Possibly - but I'm still intrigued as to why an image from a D800 suddenly loses IQ when you use crop mode.
I was under the possibly misguided impression that all crop mode did was to switch off the unused pixels leaving a chunk in the middle active.
However in order for the image to be identical in every aspect to one from a D7000 as sk66 suggests, it must surely lose aspects of IQ.
Unless of course I'm doing the D7000 a dis-service and it is a better camera than I thought.
This seems to form the basis of sk66's opinion and would suggest that anyone not needing the "width" that full frame gives would be much better advised to spend their money on a used D7000 and blow the change on (insert own indulgence here).
cheers, cw
One last attempt:
A crop doesn't change the performance of the sensor in any way... it doesn't matter if it's done in camera or in post. What DOES change is the resulting IQ of the final image and what you can do with it. This should be obvious to anyone.
This is the problem with "the ratings" etc... You have to understand that the performance ratings (DR/ISO/everything) are relative to every other camera when using the *entire image* to do *exactly the same thing.* The D800 is rated much better than the D7000 because you are using 36MP to generate an 8x10 compared to using 16MP to generate it. If you crop the D800 image down to 16MP (DX) you would then be comparing 16MP vs 16MP to create an 8x10... the D800 would perform/rate much worse in the comparison because you've thrown away 1/2 the image/data and you've removed a large portion of it's advantage. It would rate/perform very much the same as the D7000.
The performance ratings of the sensor are for the entire sensor combined... they are not for a portion of the sensor nor "per pixel."
Not understanding this leads people to think they don't have to worry about composition or using a longer lens. They think they can just crop the image and still get the same performance from the sensor, but you can't. (at a pixel level you can, at a final image level you can't)
The D800E/810 have an additional "advantage" in that they've modified/removed the AA filter which can allow the camera to resolve finer detail assuming the AA filter is the limiting factor in the image taking process.
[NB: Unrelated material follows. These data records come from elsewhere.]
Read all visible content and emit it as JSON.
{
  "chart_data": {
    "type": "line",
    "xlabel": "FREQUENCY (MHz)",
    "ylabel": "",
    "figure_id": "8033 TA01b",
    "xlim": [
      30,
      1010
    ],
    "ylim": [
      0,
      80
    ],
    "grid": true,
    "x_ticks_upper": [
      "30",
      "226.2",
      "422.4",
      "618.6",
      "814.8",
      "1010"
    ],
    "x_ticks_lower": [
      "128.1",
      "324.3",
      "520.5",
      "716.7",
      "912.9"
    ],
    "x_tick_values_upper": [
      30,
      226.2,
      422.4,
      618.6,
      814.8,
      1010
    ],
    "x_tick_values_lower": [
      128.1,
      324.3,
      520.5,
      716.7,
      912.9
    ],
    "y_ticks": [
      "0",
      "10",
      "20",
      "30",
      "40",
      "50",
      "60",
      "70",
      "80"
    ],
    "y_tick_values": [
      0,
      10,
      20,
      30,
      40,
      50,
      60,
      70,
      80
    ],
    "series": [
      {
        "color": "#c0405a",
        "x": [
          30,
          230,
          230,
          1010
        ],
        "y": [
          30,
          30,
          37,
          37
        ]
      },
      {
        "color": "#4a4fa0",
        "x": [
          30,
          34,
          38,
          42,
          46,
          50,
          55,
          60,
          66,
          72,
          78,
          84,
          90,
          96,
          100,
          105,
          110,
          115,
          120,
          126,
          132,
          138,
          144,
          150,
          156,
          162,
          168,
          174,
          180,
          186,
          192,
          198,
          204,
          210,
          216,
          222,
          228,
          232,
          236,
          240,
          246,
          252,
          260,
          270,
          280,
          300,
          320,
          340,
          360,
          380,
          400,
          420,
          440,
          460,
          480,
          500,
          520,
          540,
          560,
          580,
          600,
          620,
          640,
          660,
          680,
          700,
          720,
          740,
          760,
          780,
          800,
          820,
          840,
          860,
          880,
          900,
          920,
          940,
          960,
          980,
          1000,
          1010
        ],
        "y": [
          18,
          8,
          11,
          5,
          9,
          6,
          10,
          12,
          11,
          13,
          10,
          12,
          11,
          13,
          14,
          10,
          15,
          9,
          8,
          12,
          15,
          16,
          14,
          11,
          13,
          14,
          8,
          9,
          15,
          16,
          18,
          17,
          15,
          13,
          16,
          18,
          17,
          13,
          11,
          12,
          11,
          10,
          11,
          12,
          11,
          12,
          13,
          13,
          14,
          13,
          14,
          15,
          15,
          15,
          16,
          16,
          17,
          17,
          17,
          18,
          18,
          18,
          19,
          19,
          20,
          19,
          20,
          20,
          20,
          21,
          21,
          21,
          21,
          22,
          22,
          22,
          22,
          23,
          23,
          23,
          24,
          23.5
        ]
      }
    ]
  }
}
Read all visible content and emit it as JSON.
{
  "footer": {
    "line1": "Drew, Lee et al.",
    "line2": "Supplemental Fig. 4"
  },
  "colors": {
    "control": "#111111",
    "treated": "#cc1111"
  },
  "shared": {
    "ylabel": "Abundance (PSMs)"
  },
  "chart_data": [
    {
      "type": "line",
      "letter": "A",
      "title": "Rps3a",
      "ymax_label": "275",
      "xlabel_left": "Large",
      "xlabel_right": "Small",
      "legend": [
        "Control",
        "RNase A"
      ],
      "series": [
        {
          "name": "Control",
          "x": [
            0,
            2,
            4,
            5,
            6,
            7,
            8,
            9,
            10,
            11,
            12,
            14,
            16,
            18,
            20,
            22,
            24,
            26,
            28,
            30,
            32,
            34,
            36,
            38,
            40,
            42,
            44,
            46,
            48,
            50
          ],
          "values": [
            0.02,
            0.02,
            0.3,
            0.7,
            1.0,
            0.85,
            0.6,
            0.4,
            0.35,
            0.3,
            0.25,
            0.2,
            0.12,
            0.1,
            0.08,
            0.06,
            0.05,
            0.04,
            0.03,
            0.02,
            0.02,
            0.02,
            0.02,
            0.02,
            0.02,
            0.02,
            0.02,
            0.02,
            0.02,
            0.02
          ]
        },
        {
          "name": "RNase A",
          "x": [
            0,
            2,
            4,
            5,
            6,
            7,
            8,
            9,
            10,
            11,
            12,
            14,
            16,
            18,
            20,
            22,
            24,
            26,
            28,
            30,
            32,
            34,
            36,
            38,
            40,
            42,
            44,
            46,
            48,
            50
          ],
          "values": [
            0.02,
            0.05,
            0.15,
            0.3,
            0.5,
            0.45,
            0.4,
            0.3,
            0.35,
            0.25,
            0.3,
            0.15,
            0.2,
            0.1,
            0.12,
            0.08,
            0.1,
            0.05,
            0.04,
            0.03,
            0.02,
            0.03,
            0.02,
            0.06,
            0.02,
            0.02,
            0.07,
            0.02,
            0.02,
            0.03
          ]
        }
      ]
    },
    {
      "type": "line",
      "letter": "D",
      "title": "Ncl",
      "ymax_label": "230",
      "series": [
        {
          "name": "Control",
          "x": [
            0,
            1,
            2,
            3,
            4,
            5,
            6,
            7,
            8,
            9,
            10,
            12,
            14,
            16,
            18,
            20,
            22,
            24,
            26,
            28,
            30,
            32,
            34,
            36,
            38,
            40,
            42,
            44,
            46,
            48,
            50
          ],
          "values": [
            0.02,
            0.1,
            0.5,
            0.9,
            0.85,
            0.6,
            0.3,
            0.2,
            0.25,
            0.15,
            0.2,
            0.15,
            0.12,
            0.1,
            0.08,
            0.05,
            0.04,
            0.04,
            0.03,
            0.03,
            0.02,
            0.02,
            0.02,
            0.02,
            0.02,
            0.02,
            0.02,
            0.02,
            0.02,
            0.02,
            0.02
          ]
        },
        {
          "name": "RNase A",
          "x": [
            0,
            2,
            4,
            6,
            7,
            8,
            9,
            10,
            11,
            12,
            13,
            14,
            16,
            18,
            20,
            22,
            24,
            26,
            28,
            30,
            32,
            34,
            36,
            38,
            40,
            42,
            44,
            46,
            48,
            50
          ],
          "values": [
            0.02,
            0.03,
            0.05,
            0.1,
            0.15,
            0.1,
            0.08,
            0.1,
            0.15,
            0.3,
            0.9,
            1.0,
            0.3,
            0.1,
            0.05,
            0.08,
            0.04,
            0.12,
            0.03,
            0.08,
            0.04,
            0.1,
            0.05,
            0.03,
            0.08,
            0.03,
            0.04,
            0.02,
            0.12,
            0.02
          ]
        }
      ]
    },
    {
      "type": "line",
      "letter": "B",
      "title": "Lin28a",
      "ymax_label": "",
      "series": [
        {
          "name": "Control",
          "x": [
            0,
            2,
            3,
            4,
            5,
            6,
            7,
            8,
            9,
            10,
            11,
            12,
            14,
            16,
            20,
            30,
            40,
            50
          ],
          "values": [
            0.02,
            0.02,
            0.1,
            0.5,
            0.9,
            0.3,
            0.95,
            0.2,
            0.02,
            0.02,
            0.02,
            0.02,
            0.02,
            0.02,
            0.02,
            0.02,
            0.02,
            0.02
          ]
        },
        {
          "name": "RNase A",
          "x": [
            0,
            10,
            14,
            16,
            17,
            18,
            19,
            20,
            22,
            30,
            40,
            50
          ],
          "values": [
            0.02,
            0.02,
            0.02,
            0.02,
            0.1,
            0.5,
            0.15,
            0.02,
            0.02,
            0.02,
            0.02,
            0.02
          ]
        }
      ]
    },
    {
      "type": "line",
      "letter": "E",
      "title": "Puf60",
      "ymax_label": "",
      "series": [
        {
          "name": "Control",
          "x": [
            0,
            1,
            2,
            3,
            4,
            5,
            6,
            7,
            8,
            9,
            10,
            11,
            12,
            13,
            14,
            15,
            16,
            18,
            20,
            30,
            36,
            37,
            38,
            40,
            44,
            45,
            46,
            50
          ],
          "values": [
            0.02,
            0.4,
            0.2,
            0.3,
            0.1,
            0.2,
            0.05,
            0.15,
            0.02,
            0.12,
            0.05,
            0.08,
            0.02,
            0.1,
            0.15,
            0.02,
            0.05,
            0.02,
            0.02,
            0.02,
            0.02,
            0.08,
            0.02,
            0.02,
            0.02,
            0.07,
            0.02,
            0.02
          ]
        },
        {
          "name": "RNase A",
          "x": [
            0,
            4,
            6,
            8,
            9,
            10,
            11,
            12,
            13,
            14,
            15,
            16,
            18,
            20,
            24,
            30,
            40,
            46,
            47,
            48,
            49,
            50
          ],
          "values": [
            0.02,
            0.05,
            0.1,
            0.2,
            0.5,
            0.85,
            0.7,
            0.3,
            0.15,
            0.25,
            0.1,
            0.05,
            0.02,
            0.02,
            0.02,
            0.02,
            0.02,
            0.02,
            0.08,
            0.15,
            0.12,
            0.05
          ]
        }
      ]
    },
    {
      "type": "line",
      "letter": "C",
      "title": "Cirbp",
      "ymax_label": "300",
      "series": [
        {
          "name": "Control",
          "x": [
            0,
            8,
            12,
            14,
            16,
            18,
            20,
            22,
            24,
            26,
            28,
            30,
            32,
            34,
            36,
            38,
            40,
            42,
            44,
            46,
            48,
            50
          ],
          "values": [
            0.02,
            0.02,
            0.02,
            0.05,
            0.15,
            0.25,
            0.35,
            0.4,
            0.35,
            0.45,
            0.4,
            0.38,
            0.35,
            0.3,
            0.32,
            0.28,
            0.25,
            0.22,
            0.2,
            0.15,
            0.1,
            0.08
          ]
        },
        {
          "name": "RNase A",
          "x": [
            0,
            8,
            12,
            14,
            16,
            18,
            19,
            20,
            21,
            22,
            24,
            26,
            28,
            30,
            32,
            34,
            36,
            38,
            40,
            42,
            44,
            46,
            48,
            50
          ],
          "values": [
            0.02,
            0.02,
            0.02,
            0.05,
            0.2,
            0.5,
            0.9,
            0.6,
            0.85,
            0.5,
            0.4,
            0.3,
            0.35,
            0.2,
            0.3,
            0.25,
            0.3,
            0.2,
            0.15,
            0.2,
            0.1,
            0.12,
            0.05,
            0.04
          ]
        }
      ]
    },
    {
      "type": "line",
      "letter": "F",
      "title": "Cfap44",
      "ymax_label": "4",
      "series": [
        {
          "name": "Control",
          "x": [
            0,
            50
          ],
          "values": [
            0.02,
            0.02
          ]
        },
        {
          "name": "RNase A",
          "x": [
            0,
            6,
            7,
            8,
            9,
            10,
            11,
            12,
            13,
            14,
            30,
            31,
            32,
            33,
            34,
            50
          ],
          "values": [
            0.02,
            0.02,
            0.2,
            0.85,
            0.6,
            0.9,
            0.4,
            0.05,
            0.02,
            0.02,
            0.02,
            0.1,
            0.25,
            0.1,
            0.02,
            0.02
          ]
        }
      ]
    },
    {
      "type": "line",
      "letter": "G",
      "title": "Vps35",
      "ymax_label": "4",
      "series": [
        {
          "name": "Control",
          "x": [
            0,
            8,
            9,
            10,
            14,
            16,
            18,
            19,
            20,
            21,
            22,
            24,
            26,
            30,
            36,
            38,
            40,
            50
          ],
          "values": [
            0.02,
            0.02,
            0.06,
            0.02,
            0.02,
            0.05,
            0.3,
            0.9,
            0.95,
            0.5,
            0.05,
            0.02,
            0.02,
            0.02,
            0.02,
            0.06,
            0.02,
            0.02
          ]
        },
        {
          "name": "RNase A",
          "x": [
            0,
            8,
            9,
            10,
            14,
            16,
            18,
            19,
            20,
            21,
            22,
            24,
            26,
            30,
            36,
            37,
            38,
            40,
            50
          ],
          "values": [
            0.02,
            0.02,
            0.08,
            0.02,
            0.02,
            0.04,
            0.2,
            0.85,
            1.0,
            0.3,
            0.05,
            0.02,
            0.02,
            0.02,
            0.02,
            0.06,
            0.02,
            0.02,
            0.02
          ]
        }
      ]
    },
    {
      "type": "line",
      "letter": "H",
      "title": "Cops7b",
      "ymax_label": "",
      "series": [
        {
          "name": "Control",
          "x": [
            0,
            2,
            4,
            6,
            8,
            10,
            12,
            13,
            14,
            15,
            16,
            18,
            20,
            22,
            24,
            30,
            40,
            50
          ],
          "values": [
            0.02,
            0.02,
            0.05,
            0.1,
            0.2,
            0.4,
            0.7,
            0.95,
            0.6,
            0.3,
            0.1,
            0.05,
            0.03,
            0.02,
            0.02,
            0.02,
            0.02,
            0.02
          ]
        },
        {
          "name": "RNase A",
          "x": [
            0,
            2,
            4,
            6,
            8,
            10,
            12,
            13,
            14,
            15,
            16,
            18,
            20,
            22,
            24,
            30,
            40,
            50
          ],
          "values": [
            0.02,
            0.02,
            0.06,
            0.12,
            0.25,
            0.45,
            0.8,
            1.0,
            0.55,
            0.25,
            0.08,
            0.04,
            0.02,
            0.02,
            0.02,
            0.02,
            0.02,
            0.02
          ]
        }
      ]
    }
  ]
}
This advantage is more significant when displaying the image at closer to 1:1 and it is less significant when downsampling.
When comparing the same generation of technology a FF sensor will always win over a smaller sensor because it is using a larger area to collect more "information." And in low light larger pixels on the same size sensor will always win because each pixel can collect more "information."
There are both advantages and disadvantages to using a larger number of smaller pixels... There are reasons why the top cameras for action/low light (1Dx/D4s) are under 20MP and it's not because they couldn't have given them more. And there are reasons why one would choose a D800 over a D4 irrespective of cost.